The Legislative Access Committee prepared a. Draft Action Plan dated November 3, 1989 stating that:
The Legislative Access Committee has held hearings in all counties. At the hearings, the members of the Committee have acknowledged the work of the Coalition members and have expressed their gratitude for their support saying that some of the Committee's recommendations could not have been made without that support.
At the November 15 Honolulu hearing, the League and other Coalition members commended Committee members for the progress already made or contemplated. However, Coalition members pointed out that while many of the recommendations might ease the present situation, it will not greatly improve unless there is a much earlier bill introduction deadline with a recess called after that date.

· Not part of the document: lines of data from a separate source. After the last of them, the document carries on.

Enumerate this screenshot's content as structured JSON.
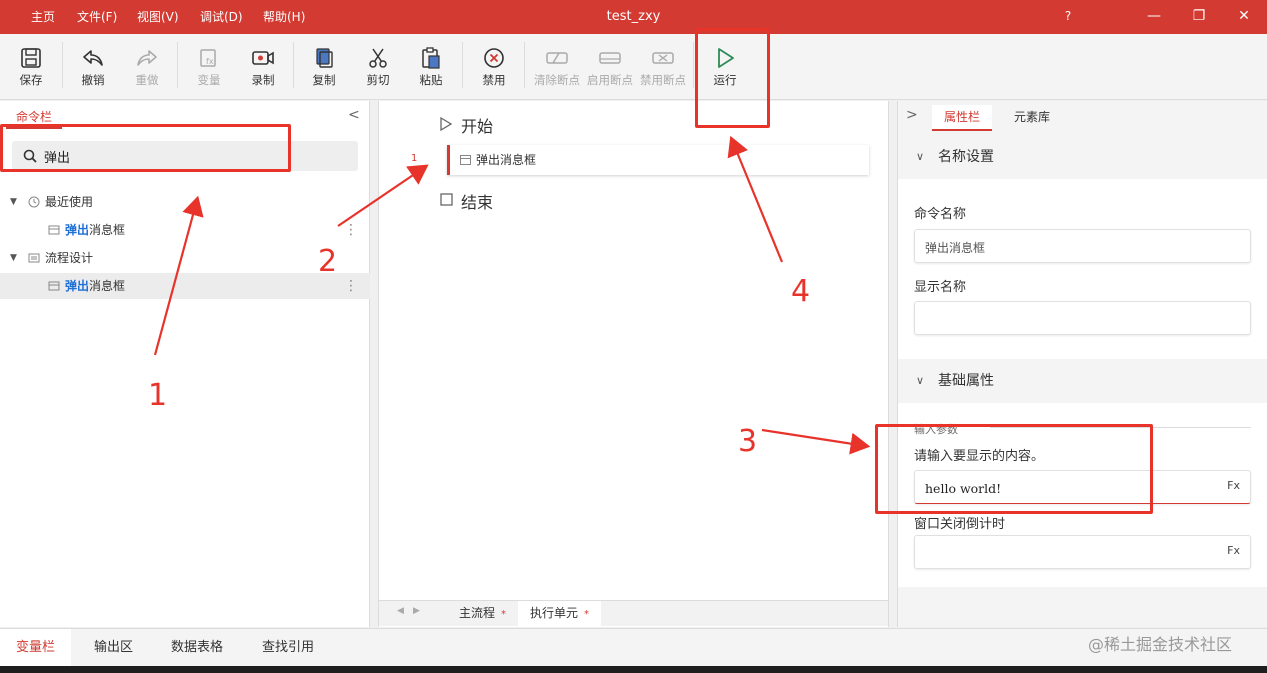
{
  "titlebar": {
    "title": "test_zxy",
    "menus": [
      "主页",
      "文件(F)",
      "视图(V)",
      "调试(D)",
      "帮助(H)"
    ],
    "help": "?",
    "minimize": "—",
    "restore": "❐",
    "close": "✕"
  },
  "toolbar": {
    "save": "保存",
    "undo": "撤销",
    "redo": "重做",
    "variable": "变量",
    "record": "录制",
    "copy": "复制",
    "cut": "剪切",
    "paste": "粘贴",
    "disable": "禁用",
    "clear_bp": "清除断点",
    "enable_bp": "启用断点",
    "disable_bp": "禁用断点",
    "run": "运行"
  },
  "left_panel": {
    "tab": "命令栏",
    "collapse": "<",
    "search_value": "弹出",
    "groups": [
      {
        "name": "最近使用",
        "item_highlight": "弹出",
        "item_rest": "消息框"
      },
      {
        "name": "流程设计",
        "item_highlight": "弹出",
        "item_rest": "消息框"
      }
    ],
    "kebab": "⋮"
  },
  "flow": {
    "start": "开始",
    "line_number": "1",
    "command": "弹出消息框",
    "end": "结束",
    "tabs": [
      {
        "label": "主流程",
        "mark": "*"
      },
      {
        "label": "执行单元",
        "mark": "*"
      }
    ],
    "nav_prev": "◀",
    "nav_next": "▶"
  },
  "right_panel": {
    "expand": ">",
    "tabs": [
      "属性栏",
      "元素库"
    ],
    "section_name": {
      "title": "名称设置",
      "command_name_label": "命令名称",
      "command_name_value": "弹出消息框",
      "display_name_label": "显示名称",
      "display_name_value": ""
    },
    "section_basic": {
      "title": "基础属性",
      "input_params": "输入参数",
      "content_label": "请输入要显示的内容。",
      "content_value": "hello world!",
      "close_countdown_label": "窗口关闭倒计时",
      "close_countdown_value": "",
      "fx": "Fx"
    }
  },
  "bottom_tabs": [
    "变量栏",
    "输出区",
    "数据表格",
    "查找引用"
  ],
  "watermark": "@稀土掘金技术社区",
  "annotations": [
    "1",
    "2",
    "3",
    "4"
  ],
  "colors": {
    "accent": "#d23a32",
    "annotation": "#e8332b",
    "highlight": "#1f6fd8"
  }
}
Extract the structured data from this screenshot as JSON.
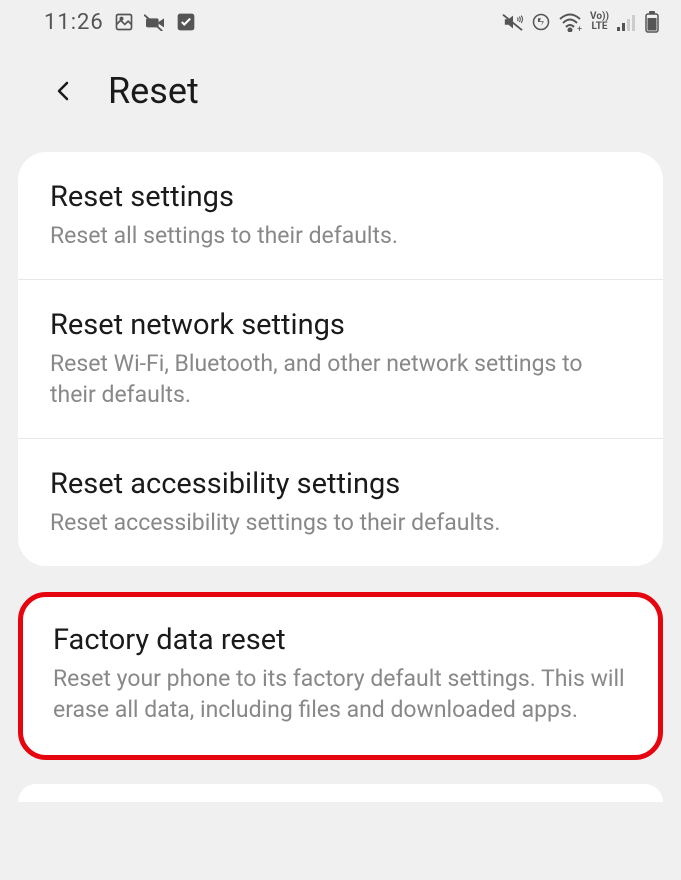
{
  "status_bar": {
    "time": "11:26"
  },
  "header": {
    "title": "Reset"
  },
  "items": [
    {
      "title": "Reset settings",
      "desc": "Reset all settings to their defaults."
    },
    {
      "title": "Reset network settings",
      "desc": "Reset Wi-Fi, Bluetooth, and other network settings to their defaults."
    },
    {
      "title": "Reset accessibility settings",
      "desc": "Reset accessibility settings to their defaults."
    }
  ],
  "highlighted": {
    "title": "Factory data reset",
    "desc": "Reset your phone to its factory default settings. This will erase all data, including files and downloaded apps."
  }
}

They were also concerned that even with the additional recess days around major legislative deadlines, there might still not be enough time to get copies of the amended bills and to contact legislators. They were disappointed that (1) no recommendation was made regarding the printing of a bill digest document, (2) no policy was established prohibiting the holding of hearings on recess days, and (3) no consideration was given for the holding of hearings and floor sessions only on Monday through Thursday.
If it is not possible to get a permanent staff person for each member, they emphasized that there should at least be increased permanent staff for committees so subject expertise and continuity can be developed and session staff should be brought on board earlier so they can be better trained.
After considering all the testimony, the Legislative Access Committee will issue a final report, hopefully by mid-December.
Future League Action
The League and the other Coalition members will pursue the suggestions already made and offer further recommendations for other needed changes. We will continue to cooperate with the leadership, members, and staff of the Legislature so that all the people of Hawaii, regardless of where they reside, can easily participate in an open and effective legislative product.